René le Roy
René le Roy (Maisons-Laffitte, 4 maart 1898 - bij Parijs, 3 januari 1985; naam ook wel geschreven als René LeRoy, René Le Roy of René Leroy) was een Frans fluitist en muziekpedagoog.
Opleiding
[bewerken | brontekst bewerken]Leroy werd in 1898 in Maisons-Laffitte geboren. Zijn vader was amateurfluitist en zijn moeder amateurpianiste. In 1906 kreeg hij zijn eerste fluitlessen van zijn vader.
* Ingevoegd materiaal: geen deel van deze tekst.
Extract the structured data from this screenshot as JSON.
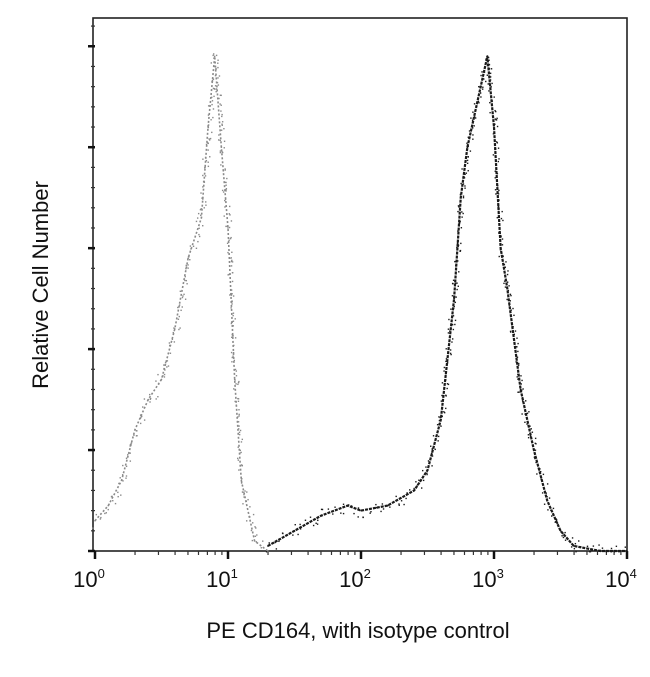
{
  "chart_data": {
    "type": "line",
    "title": "",
    "xlabel": "PE CD164, with isotype control",
    "ylabel": "Relative Cell Number",
    "xscale": "log",
    "xlim": [
      1,
      10000
    ],
    "ylim": [
      0,
      5.28
    ],
    "x_ticks": [
      {
        "base": "10",
        "exp": "0"
      },
      {
        "base": "10",
        "exp": "1"
      },
      {
        "base": "10",
        "exp": "2"
      },
      {
        "base": "10",
        "exp": "3"
      },
      {
        "base": "10",
        "exp": "4"
      }
    ],
    "y_major_ticks": [
      0,
      1,
      2,
      3,
      4,
      5
    ],
    "y_tick_labels_shown": false,
    "grid": false,
    "series": [
      {
        "name": "isotype control",
        "color": "#8a8a8a",
        "log10_x": [
          0,
          0.1,
          0.2,
          0.3,
          0.4,
          0.5,
          0.6,
          0.7,
          0.8,
          0.85,
          0.9,
          0.95,
          1.0,
          1.05,
          1.1,
          1.2,
          1.3
        ],
        "y": [
          0.3,
          0.45,
          0.7,
          1.2,
          1.5,
          1.7,
          2.2,
          2.9,
          3.3,
          4.2,
          4.9,
          4.0,
          3.2,
          1.7,
          0.7,
          0.1,
          0
        ]
      },
      {
        "name": "PE CD164",
        "color": "#1a1a1a",
        "log10_x": [
          1.3,
          1.5,
          1.7,
          1.9,
          2.0,
          2.2,
          2.4,
          2.5,
          2.6,
          2.7,
          2.75,
          2.8,
          2.9,
          2.95,
          3.0,
          3.05,
          3.1,
          3.2,
          3.3,
          3.4,
          3.5,
          3.6,
          3.8,
          4.0
        ],
        "y": [
          0.05,
          0.2,
          0.35,
          0.45,
          0.4,
          0.45,
          0.6,
          0.8,
          1.3,
          2.5,
          3.5,
          4.0,
          4.6,
          4.9,
          4.2,
          3.0,
          2.6,
          1.6,
          1.0,
          0.5,
          0.2,
          0.05,
          0,
          0
        ]
      }
    ]
  }
}
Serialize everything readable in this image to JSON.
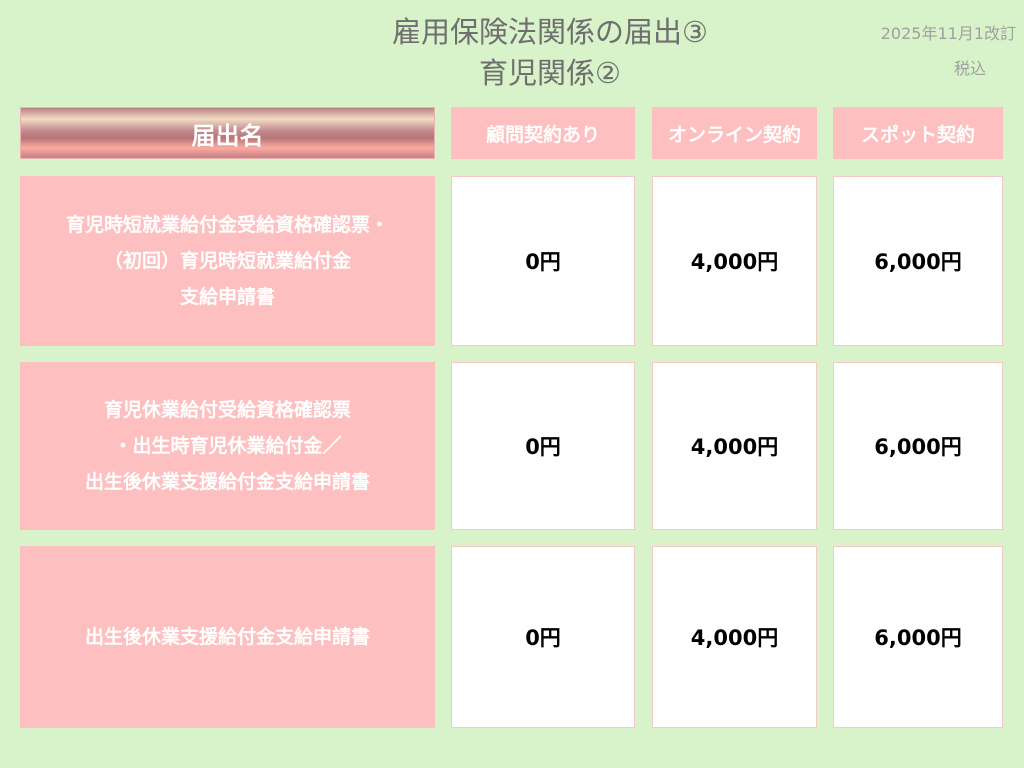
{
  "header": {
    "title_line1": "雇用保険法関係の届出③",
    "title_line2": "育児関係②",
    "revision": "2025年11月1改訂",
    "tax_note": "税込"
  },
  "table": {
    "columns": [
      "届出名",
      "顧問契約あり",
      "オンライン契約",
      "スポット契約"
    ],
    "rows": [
      {
        "name": "育児時短就業給付金受給資格確認票・\n（初回）育児時短就業給付金\n支給申請書",
        "prices": [
          "0円",
          "4,000円",
          "6,000円"
        ]
      },
      {
        "name": "育児休業給付受給資格確認票\n・出生時育児休業給付金／\n出生後休業支援給付金支給申請書",
        "prices": [
          "0円",
          "4,000円",
          "6,000円"
        ]
      },
      {
        "name": "出生後休業支援給付金支給申請書",
        "prices": [
          "0円",
          "4,000円",
          "6,000円"
        ]
      }
    ]
  },
  "colors": {
    "background": "#d8f2ca",
    "header_pink": "#fdbfbf",
    "title_gray": "#6f6f6f"
  }
}
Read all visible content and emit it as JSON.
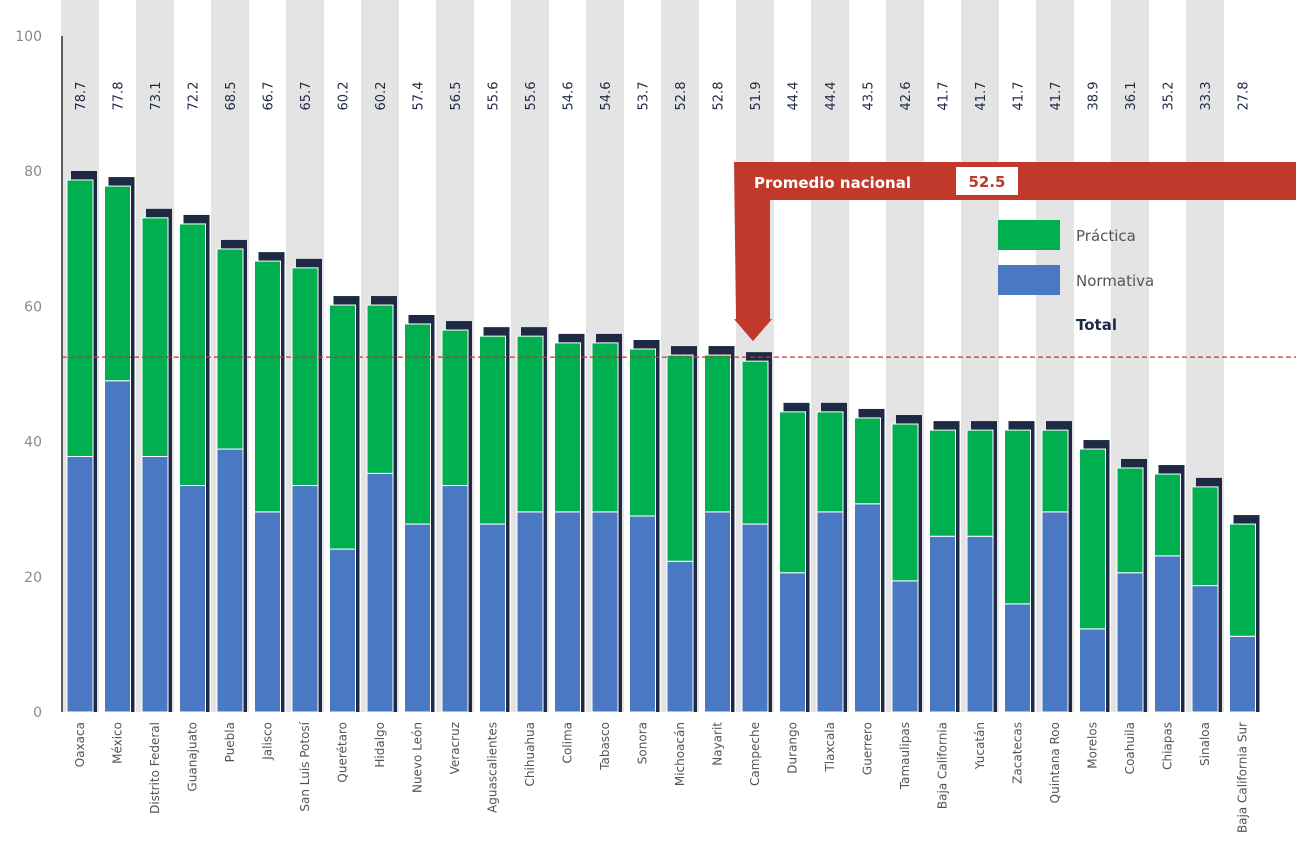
{
  "chart_data": {
    "type": "bar",
    "stacked": true,
    "ylim": [
      0,
      100
    ],
    "yticks": [
      0,
      20,
      40,
      60,
      80,
      100
    ],
    "grid": false,
    "legend_position": "top-right",
    "categories": [
      "Oaxaca",
      "México",
      "Distrito Federal",
      "Guanajuato",
      "Puebla",
      "Jalisco",
      "San Luis Potosí",
      "Querétaro",
      "Hidalgo",
      "Nuevo León",
      "Veracruz",
      "Aguascalientes",
      "Chihuahua",
      "Colima",
      "Tabasco",
      "Sonora",
      "Michoacán",
      "Nayarit",
      "Campeche",
      "Durango",
      "Tlaxcala",
      "Guerrero",
      "Tamaulipas",
      "Baja California",
      "Yucatán",
      "Zacatecas",
      "Quintana Roo",
      "Morelos",
      "Coahuila",
      "Chiapas",
      "Sinaloa",
      "Baja California Sur"
    ],
    "totals": [
      78.7,
      77.8,
      73.1,
      72.2,
      68.5,
      66.7,
      65.7,
      60.2,
      60.2,
      57.4,
      56.5,
      55.6,
      55.6,
      54.6,
      54.6,
      53.7,
      52.8,
      52.8,
      51.9,
      44.4,
      44.4,
      43.5,
      42.6,
      41.7,
      41.7,
      41.7,
      41.7,
      38.9,
      36.1,
      35.2,
      33.3,
      27.8
    ],
    "total_labels": [
      "78.7",
      "77.8",
      "73.1",
      "72.2",
      "68.5",
      "66.7",
      "65.7",
      "60.2",
      "60.2",
      "57.4",
      "56.5",
      "55.6",
      "55.6",
      "54.6",
      "54.6",
      "53.7",
      "52.8",
      "52.8",
      "51.9",
      "44.4",
      "44.4",
      "43.5",
      "42.6",
      "41.7",
      "41.7",
      "41.7",
      "41.7",
      "38.9",
      "36.1",
      "35.2",
      "33.3",
      "27.8"
    ],
    "series": [
      {
        "name": "Normativa",
        "color": "#4a78c2",
        "values": [
          37.8,
          49.0,
          37.8,
          33.5,
          38.9,
          29.6,
          33.5,
          24.1,
          35.3,
          27.8,
          33.5,
          27.8,
          29.6,
          29.6,
          29.6,
          29.0,
          22.3,
          29.6,
          27.8,
          20.6,
          29.6,
          30.8,
          19.4,
          26.0,
          26.0,
          16.0,
          29.6,
          12.3,
          20.6,
          23.1,
          18.7,
          11.2
        ]
      },
      {
        "name": "Práctica",
        "color": "#00b050",
        "values": [
          40.9,
          28.8,
          35.3,
          38.7,
          29.6,
          37.1,
          32.2,
          36.1,
          24.9,
          29.6,
          23.0,
          27.8,
          26.0,
          25.0,
          25.0,
          24.7,
          30.5,
          23.2,
          24.1,
          23.8,
          14.8,
          12.7,
          23.2,
          15.7,
          15.7,
          25.7,
          12.1,
          26.6,
          15.5,
          12.1,
          14.6,
          16.6
        ]
      }
    ],
    "average": {
      "label": "Promedio nacional",
      "value": 52.5,
      "value_label": "52.5",
      "color": "#c0392b"
    },
    "legend": {
      "practica": "Práctica",
      "normativa": "Normativa",
      "total": "Total"
    },
    "colors": {
      "practica": "#00b050",
      "normativa": "#4a78c2",
      "total": "#1e2a44",
      "stripe": "#e4e4e4",
      "average": "#c0392b"
    }
  }
}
Vanaf 1916 studeerde hij fluit bij Adolphe Hennebains, Léopold Lafleurance en Philippe Gaubert aan het Conservatoire de Paris. Hij behaalde er in 1918 de Premier prix. In 1919 volgde hij Gaubert op bij de Société des instruments à vent de Paris.
Activiteiten
[bewerken | brontekst bewerken]Van 1952 tot 1968 was hij solofluitist in het New York City Opera Orchestra. Hij was tot 1971 kamermuziekdocent aan het Parijse Conservatorium. In 1966 publiceerde hij een Traité de la flûte. Tot zijn leerlingen behoorden Geoffrey Gilbert, Christine Alicot, Juho Alvas, Thomas Brown, Susan Morris DeJong en Bassam Saba. In 1922 richtte hij het Quintette Instrumental de Paris op, bestaande uit fluit, harp en strijktrio. Verschillende componisten schreven werken voor dit ensemble, waaronder Albert Roussel (Sérénade pour flûte, harpe, violon, alto et violoncelle opus 30), Vincent d’Indy (suite opus 91), Joseph Jongen en Cyril Scott.